David Mears, executive director of Audubon Vermont, explained to me, “Senator Leahy’s environmental legacy in Vermont is deep and impossible to quantify. In addition to his tireless efforts to direct substantial resources to protect the green hills and silver waters of Vermont, the list of people and organizations that have benefited from his support is long.” David’s comments resonated as I witnessed more than four hundred people gather under a large tent at Shelburne Farms and listen raptly to the senator, as well as to impressive tributes by Gaye Symington, Candy Page, and Maggie Gendron.
As I listened, one thing became abundantly clear: the senator might have left Vermont at just 34 years old to claim his seat atop Capitol Hill, but even as he earned international respect over the following decades, the Green Mountain State never faded from his rear-view mirror. In fact, it stayed securely buckled into his passenger’s seat. His relentless defense of Vermont’s natural landscape is perhaps best illustrated by a story he told at the event about his efforts to sneak Lake Champlain into legislation for federal research funding in the Great Lakes. Though this designation lasted for all of 18 days in 1998, Senator Leahy’s view on the matter never changed. “It is a Great Lake,” he quipped to conclude his speech.
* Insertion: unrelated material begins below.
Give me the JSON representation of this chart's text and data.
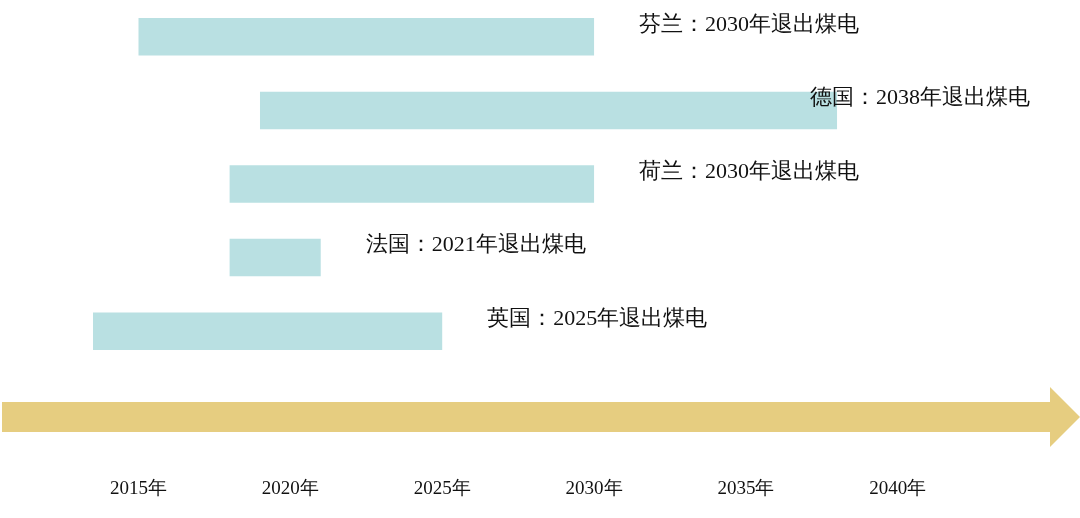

The event brought together a host of Vermont’s leading environmental agencies and organizations, including Vermont Natural Resources Council, The Nature Conservancy, The Trust for Public Land, Vermont Youth Conservation Corps, the Vermont Housing & Conservation Board, and of course, Audubon Vermont. Watching these groups come together over their shared appreciation of Senator Leahy’s commitment to Vermont’s environment left me heartened that such a robust, passionate, and interconnected network of leaders stands at the center of the state’s conservation future. Though their specific priorities might differ, these groups clearly share a profound reverence for Vermont’s rich history of environmental advocacy and a bold, bright, and balanced vision for the way forward. It is in this context that I feel hopeful, humbled, and honored to be learning and growing as an environmental advocate in Vermont. The efforts of tenacious leaders like Senator Leahy and conservation groups statewide have paved the way for future generations of environmental champions. And whether we take that road to our local town centers or across state and country lines, Vermont will surely ride in our passenger’s seat.